The First Decade: 1948-1958
(First in a series of life-reflections in the week before my 60th birthday.)
The place: A small town in north central Pennsylvania. It is a basic middle-class community. In what may be more of an issue than I was ever aware of, the local pharmacist (Christian by background) came home from the war with a Jewish bride he met in Georgia. She was from Brooklyn, but like the pharmacist she had kind of run away from home, too. Oh, she was also eight years younger than he was. And at the end of WW II he was already 40!
I am sure that there was tension. (How's that for understatement.) I never knew it. But that basic rebelliousness they showed may be more important than just about anything else in my story. That and the edge of the wilderness of northern Pennsylvania where my Dad's family (both sides) had lived since the mid 1800s.
So, in 1948, four years into their marriage, he at age 43 and she at 35 had their first child, a boy, and they named him Barry. Why? Who knows. It's what I have been called ever since. So, in the midst of incredibly beautiful country, always a hint of poverty around the community, farming not too far away, "The Old Homestead" just up the road, and a family of Democrats amid strong Republican neighbors, the story began.
Beyond the obvious, you know learning to walk, talk and feed myself (which I don't remember,) there are these:
- A plane trip to New York City on Allegheny Airlines (now US Air), with Mom getting sick. So we took the train home. We went for Passover with my Mom's family in Brooklyn. While in New York on that trip my brother and I were in the Peanut Gallery on the Howdy Doody Show. Every time I would look over at the monitor to see what I looked like I never saw myself- but there was always this one funny-looking, big-eared kid with his head turned.
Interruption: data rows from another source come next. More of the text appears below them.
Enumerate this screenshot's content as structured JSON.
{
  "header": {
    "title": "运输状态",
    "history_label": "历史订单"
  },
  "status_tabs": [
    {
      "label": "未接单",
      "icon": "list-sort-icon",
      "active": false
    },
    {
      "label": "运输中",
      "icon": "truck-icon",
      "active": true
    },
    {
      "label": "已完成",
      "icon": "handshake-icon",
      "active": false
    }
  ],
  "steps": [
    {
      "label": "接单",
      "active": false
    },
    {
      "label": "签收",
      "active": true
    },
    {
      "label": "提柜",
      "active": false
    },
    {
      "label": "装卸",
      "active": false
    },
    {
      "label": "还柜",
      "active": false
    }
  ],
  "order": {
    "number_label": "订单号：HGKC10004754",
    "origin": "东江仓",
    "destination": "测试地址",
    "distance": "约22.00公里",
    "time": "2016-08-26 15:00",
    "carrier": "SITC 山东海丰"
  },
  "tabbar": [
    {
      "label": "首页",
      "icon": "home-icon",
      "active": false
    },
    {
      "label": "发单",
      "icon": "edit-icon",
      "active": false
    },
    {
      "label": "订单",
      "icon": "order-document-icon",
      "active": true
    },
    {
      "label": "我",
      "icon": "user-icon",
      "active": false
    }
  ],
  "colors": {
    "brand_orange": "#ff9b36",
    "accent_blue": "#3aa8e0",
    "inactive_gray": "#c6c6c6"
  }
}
I do remember the Passover Seder dinner with all the grandkids. My brother was the youngest and I was just three years older. It is one of those primal memories, I think, informed as much by the pictures as anything else. But there is something truly moving, spiritually, about that. - Vacations as a family to Manhattan, Niagara Falls, Wildwood, NJ. Dad owned his own store and worked long hours. It was an old-fashioned drug store with a soda fountain until I was six or so. Because of his schedule- he was even open on Sunday mornings!- he seemed to value vacations. That's another thing I come by honestly.
- My 6th Birthday party- a surprise at the park with the other kids at the summer recreation program followed one week later by...
- Falling from the top of the "big kids" sliding board where I wasn't supposed to be and breaking my arm. I ended up in a body cast for six-weeks. I remember lying on the ground, in pain, and more afraid of what my mother would say. "Don't tell her," I whined. "I wasn't supposed to do that." The result was a week in the hospital. One fun thing was the little radio speaker thing that you could put under your pillow and listen without bothering the other kids. This may have been the beginning of a love affair with radio and music. Oddly, that hospital experience did not cause a fear of hospitals. I actually feel comfortable being in hospitals. Perhaps a precursor to my many years of visiting people in hospitals as a pastor and now working in a hospital environment.
- The 1st hint of death with my Mom's father dying when I was 9. My mom went to the funeral by herself. Dad stayed home with us. We were deemed too young (9 and 6) to make the long trip to Brooklyn and to see death.
- The 2nd hint of mortality when Dad had brain surgery in far away Philadelphia on my 10th birthday. They were doing exploratory surgery to see if there was a reason for his headaches, and perhaps other symptoms I never knew about. Mom was there with him. Neil and I were with our aunt and grandfather who lived just up the street. It turned out to be a tumor, non malignant. But the surgery left him partially paralyzed and set the stage for his retirement and disability a year later at age 54.
One thing about it was the community. Small towns, for better and worse, are interesting places. When they are in the rural areas, it is even more so. We couldn't get TV, for example, until cable TV showed up. That was when I was 6 or 7. But the people all knew about each other and even offered a kind of safe, warm cocoon that you could thrive inside if you wanted to. The extended family being only a few blocks away was also helpful.
It was a far different time. It seemed innocent, though I know now that it wasn't. It was just different. Simpler, perhaps. Fewer choices. But it was what I knew.